If the founders were truly concerned that later generations not be wrongfully prejudiced by earlier generations, we would expect that concern to be evidenced in additional constitutional provisions, supplemental to the Preamble. We would expect the framers to have anticipated some of the most likely occasions for generational over-reaching and to have drafted appropriate stipulations to protect posterity's interests. These expectations are satisfied by provisions such as those prohibiting "titles of nobility." f234
The framers included these prohibitions in Article I, sections 9 and 10 because they recognized that nobility,
as an institution of hereditary privilege,f235
posed conspicuous issues of generational sovereignty. In Common Sense, Thomas Paine had identified the hereditary
transmission of the English monarchy as "an insult and an imposition on posterity."f236
Many early state constitutional provisions conjoined bans on nobility with wider bans on hereditary privilege.
f237
The framers understood that grants of nobility, along with other perpetual or hereditary privileges, do worse
than limit later generations' right to govern themselves as they see fit. They also threaten later generations'
right to inhabit an egalitarian society. This is because perpetual or hereditary grants necessarily favor certain
individuals and families of the distant future while comparatively disadvantaging others. Such awards violate
the egalitarianism which rests at the core of the nation's founding: the conviction that "all men are created
equal." f238 Each perpetual
privilege bestowed deprives future citizens of their right to be born onto a level social playing field, where
public benefits and resources are distributed impartially, according to demonstrated merit or need.
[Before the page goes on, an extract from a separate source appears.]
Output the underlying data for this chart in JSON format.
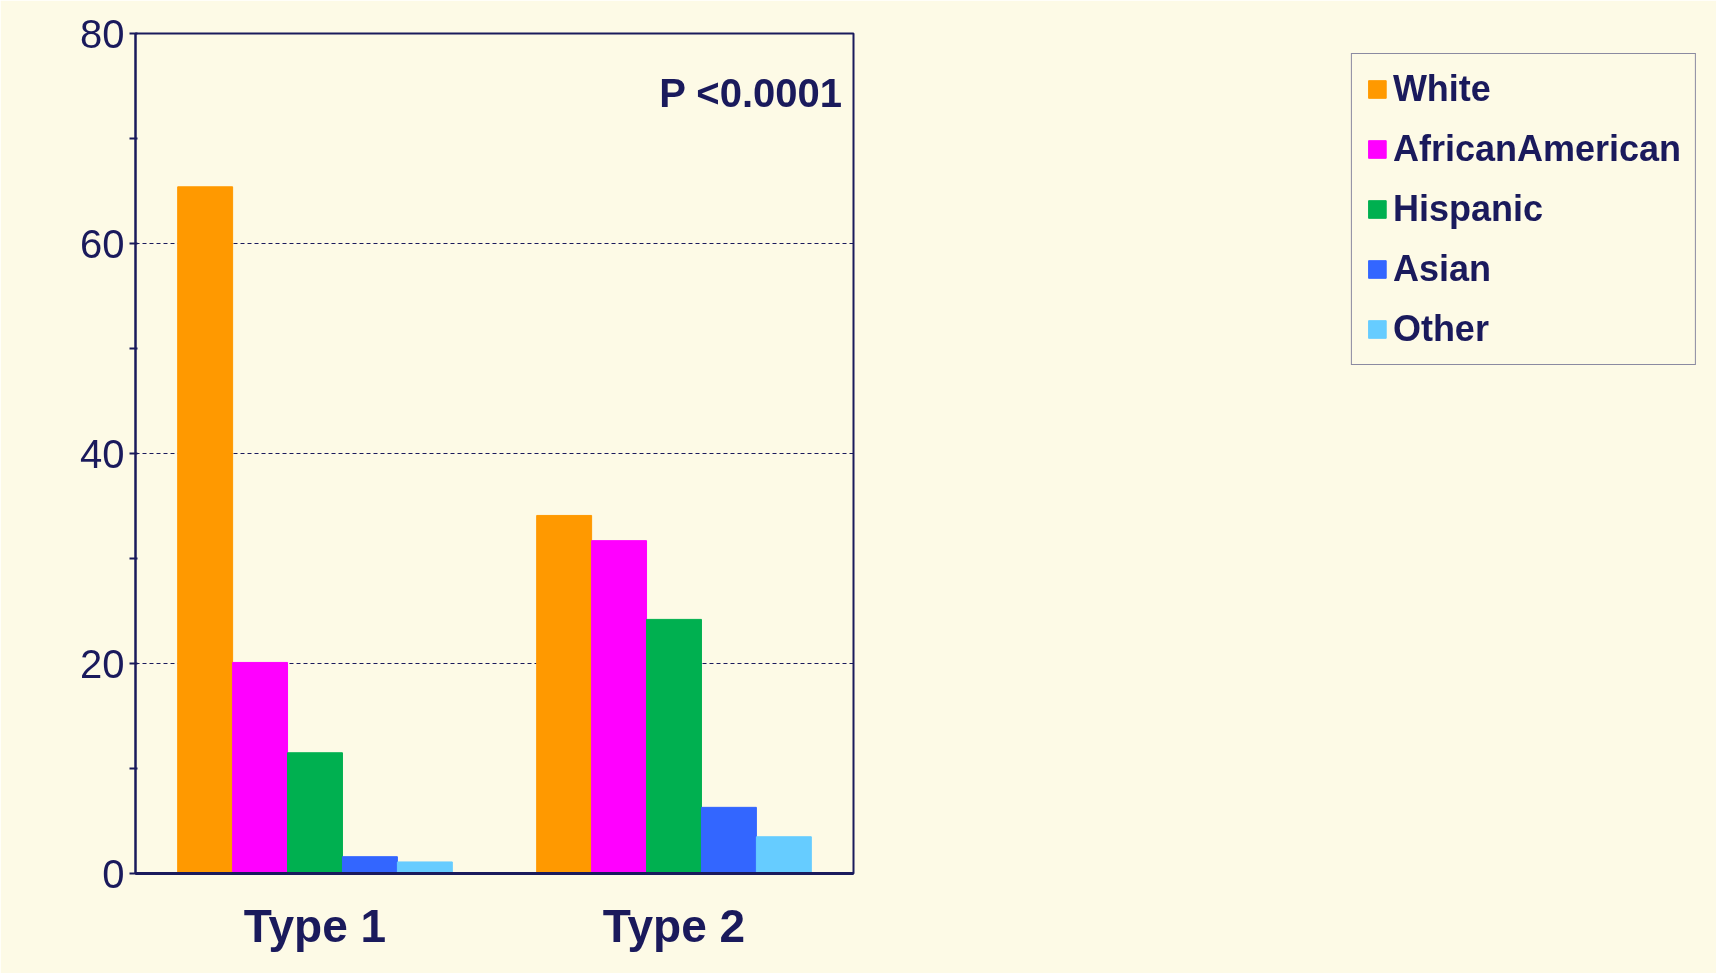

The anti-nobility provisions represent an interesting and unusual approach to the problem of inequality. While
most of the federal constitutional doctrine which has been developed to address disparate treatment by government
has concentrated on uneven distributions of dis-advantages, f239
the anti-nobility provisions focus on the unequal award of privileges and advantages ("titles").
The ramifications of a constitutional provision which concerns itself primarily with benefits, as opposed to
burdens, are potentially enormous. f240
Considering the potential scope of these ramifications, the scarcity of legal scholarship and jurisprudence dealing with the anti-nobility provisions is striking.f241 An overwhelming majority of legal scholars and judges seem to have assumed that the provisions are no more than quaint historic relics. Granted, the assumption is not difficult to understand. Modern public officials do not go by honorifics such as 'Prince,' 'Baron,' or 'Duke,' and there is no apparent demand for such designations in the near future.
However, whether or not the ancient labels of nobility have fallen into disuse or not is not really the relevant question. It seems unlikely that the framers' intent in including the provisions was simply to eradicate a set of labels. We would disrespect the framers by assuming that they were obsessed with forms and labels, and indifferent to substance. Consider: if Congress were to create an hereditary executive with the rights and prerogatives of a king and to employ the identifier "president" in the place of "king," would anyone imagine that such a scheme avoided constitutional censure? Of course not.